The following pointers may make your savings process slightly easier:
In what time zone do you find yourself?
I’m not referring to where you find yourself on this planet, but rather your personal savings time horizon.
The person saving for an island holiday at the end of the year, and the person saving for retirement in 25 years’ time, both have saving as a goal in common, but the ways in which they will go about it will differ greatly.
The person saving for a holiday may decide to use local shares as their savings vehicle, simply because it has delivered much better returns than the other asset classes over the last 20 years.
They may also end up extremely disappointed if something happens that may influence the market negatively. Always remember that shares should be evaluated over the long term (seven years or longer).
The same goes for the person saving for retirement. Let’s suggest that this person decides to allocate all their savings to local money market investments, because local shares and listed properties haven’t been able to perform anywhere close to money market levels for the last three years.
They’ll be equally disappointed once they realises that their retirement could have been much more comfortable had they invested his 25 years’ worth of savings in a more diversified portfolio. The point is, you need to be sure about your savings time horizon.

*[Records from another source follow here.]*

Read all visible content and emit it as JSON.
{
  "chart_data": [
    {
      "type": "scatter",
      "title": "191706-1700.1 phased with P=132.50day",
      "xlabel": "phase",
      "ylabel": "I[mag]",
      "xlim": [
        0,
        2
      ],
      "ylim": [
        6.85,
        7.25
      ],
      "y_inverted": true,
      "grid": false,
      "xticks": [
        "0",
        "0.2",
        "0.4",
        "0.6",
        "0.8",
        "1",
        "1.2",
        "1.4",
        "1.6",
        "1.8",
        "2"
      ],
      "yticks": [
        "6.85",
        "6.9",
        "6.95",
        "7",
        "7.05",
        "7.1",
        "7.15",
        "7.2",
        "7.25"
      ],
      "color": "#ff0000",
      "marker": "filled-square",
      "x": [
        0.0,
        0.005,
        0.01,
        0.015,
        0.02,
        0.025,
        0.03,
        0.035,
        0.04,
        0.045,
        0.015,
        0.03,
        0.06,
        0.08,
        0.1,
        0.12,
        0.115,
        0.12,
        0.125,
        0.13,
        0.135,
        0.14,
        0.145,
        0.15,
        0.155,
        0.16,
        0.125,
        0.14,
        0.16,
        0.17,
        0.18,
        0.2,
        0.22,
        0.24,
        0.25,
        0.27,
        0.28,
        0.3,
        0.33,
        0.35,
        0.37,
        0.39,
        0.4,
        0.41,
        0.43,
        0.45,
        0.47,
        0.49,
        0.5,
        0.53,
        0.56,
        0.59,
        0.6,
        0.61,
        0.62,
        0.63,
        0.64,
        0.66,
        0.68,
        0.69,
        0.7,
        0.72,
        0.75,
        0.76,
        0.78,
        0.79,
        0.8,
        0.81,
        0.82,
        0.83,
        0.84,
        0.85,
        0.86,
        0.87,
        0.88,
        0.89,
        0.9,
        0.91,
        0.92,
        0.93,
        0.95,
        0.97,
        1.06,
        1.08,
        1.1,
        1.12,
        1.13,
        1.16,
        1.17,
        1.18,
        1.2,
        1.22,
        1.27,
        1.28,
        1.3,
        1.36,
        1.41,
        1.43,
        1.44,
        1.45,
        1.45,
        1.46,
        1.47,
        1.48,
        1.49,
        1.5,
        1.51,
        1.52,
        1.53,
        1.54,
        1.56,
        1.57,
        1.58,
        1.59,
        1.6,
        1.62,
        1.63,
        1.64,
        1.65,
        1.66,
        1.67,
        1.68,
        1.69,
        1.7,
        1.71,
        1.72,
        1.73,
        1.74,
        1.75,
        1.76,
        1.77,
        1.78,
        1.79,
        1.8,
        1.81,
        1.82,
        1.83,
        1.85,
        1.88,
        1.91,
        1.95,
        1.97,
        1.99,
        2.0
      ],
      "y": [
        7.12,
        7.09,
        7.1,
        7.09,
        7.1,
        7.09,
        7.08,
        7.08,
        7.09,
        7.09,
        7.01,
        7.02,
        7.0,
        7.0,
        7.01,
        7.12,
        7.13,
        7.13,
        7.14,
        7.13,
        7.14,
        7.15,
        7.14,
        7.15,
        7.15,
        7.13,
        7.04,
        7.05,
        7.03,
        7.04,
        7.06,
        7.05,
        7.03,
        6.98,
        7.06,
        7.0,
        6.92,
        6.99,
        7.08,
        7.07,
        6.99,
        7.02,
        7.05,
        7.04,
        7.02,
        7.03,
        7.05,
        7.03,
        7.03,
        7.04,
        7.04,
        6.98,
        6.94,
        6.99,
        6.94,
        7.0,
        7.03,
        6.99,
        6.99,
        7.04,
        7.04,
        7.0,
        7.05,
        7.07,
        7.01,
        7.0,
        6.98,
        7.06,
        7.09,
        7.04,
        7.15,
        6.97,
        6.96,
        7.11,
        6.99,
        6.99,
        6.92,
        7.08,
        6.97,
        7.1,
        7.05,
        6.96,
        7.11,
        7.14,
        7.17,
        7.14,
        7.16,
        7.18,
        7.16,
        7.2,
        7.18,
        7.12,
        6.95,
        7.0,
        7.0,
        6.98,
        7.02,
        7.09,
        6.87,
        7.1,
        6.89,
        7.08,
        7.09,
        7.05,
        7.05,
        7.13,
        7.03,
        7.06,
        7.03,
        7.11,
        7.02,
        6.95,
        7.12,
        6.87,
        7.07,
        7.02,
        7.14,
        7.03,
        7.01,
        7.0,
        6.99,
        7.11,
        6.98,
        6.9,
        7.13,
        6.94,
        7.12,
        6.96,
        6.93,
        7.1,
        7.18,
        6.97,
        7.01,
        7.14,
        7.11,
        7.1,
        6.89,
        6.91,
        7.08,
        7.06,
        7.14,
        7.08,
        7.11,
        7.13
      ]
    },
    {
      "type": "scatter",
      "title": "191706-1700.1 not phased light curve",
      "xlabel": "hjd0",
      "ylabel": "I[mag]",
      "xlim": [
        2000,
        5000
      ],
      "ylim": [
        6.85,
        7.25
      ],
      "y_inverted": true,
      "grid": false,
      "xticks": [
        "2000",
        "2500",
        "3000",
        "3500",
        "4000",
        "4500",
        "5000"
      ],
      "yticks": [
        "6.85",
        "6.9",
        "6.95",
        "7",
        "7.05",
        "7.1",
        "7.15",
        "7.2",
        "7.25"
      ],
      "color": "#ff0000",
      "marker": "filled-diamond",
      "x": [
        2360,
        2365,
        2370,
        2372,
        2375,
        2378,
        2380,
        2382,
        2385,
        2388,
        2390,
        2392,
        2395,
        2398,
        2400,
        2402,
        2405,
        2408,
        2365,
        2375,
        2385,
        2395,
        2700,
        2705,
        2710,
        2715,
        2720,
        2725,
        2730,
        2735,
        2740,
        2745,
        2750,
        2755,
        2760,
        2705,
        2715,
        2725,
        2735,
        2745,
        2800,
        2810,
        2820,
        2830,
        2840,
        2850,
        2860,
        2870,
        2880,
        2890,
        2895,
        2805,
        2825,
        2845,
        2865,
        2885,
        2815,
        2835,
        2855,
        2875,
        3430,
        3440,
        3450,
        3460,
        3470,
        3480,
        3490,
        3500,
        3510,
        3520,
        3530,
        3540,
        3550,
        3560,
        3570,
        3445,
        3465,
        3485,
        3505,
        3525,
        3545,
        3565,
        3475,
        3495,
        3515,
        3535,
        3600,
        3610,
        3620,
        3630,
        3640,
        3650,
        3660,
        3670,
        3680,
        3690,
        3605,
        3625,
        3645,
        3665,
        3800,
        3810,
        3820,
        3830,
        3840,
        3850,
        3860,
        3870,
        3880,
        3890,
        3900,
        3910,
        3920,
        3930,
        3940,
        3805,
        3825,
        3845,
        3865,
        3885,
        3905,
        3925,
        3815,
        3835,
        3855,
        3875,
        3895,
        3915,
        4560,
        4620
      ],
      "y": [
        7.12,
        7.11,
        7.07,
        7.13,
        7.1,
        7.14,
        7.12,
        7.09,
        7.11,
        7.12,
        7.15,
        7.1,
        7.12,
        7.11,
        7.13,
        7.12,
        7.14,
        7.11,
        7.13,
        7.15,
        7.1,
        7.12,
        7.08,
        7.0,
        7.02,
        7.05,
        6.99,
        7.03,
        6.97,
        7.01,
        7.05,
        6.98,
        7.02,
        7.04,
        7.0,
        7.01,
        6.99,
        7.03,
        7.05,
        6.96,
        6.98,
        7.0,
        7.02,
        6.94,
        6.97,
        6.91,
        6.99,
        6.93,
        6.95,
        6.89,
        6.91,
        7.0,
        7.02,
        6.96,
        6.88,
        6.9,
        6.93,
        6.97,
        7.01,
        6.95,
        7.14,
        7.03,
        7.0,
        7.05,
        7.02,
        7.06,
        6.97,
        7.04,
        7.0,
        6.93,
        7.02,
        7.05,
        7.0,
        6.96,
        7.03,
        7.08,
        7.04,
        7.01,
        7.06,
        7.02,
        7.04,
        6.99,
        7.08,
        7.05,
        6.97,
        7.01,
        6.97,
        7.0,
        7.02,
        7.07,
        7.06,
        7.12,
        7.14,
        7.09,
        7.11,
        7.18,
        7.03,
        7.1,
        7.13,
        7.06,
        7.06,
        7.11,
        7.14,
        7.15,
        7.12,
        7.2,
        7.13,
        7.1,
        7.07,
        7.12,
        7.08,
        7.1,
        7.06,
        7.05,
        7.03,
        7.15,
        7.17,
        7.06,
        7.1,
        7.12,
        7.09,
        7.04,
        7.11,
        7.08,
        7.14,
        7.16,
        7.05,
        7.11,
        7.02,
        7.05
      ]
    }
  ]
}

Then you should structure your diversified savings plan accordingly.
A little bit of self-control
We have all come across that once-in-a-lifetime deal. Perhaps a new mountain bike at a never-to-be-repeated price. Just like that your savings plan turns into a spending plan.
I can start again tomorrow, right? Wrong.
Not without dire consequences. If you don’t have the self-control to see your savings plan through its full term without withdrawing capital, consider using investment vehicles that make it as difficult as possible for you to withdraw.
A vehicle is much more than the car you drive
There are many more investment vehicles available than just your savings account at the bank. Just to be 100% clear – the coffee tin full of money hidden under your bed or your piggy bank doesn’t count as one of them.
Investors looking to save for retirement should consider investing in a retirement annuity.
It’s tax-efficient, nearly impossible to withdraw from before it’s maturity date, and extremely flexible in terms of savings options.
Someone looking to save for their child’s tertiary education in 12 years’ time, can (with certain limitations in terms of how much can be invested) consider a tax-free savings plan, in which all interest, dividends and returns earned are completely tax free.
For those who don’t have the self-control not to withdraw from their investments, an endowment may be considered, which makes it more difficult (but not impossible) to withdraw funds for a fixed period.
Each of these vehicles have their own unique benefits, but they should be considered for the right reasons – and you should do your homework properly.
How much difference can an extra rand or two really make in terms of costs?
This is where you as an investor can probably exercise the most control: the fees you pay. Consult different service and product providers and compare the results.
Many investors believe that a 1% initial advice fee charged on their monthly contribution of R1 000 amounts to only R10 per month and that’s it. Do these extra fees really make such a big difference in the end? Of course they do!
Persons A and B both start saving an amount of R1 000 per month at an annual growth rate of 10% after administration costs and advisory fees.
Person A didn’t do their homework and pays a 1% initial fee on top of an annual fee of 0.5% more than Person B. On paper it’s a mere R10 more in monthly initial charges for each R1 000 invested, as well as R5 more per year in terms of advisory fees for each R1 000 invested.
After 25 years, Person B’s capital would have grown to R1 337 890, while Person A’s capital would total over R100 000 less than person B’s capital at R1 216 430, all thanks to those extra costs.
There’s a saying that goes that even a thousand-mile journey begins with the first step.
But it’s important to know where you’re going. Plan your journey, know when you want to arrive at your destination and don’t get side-tracked.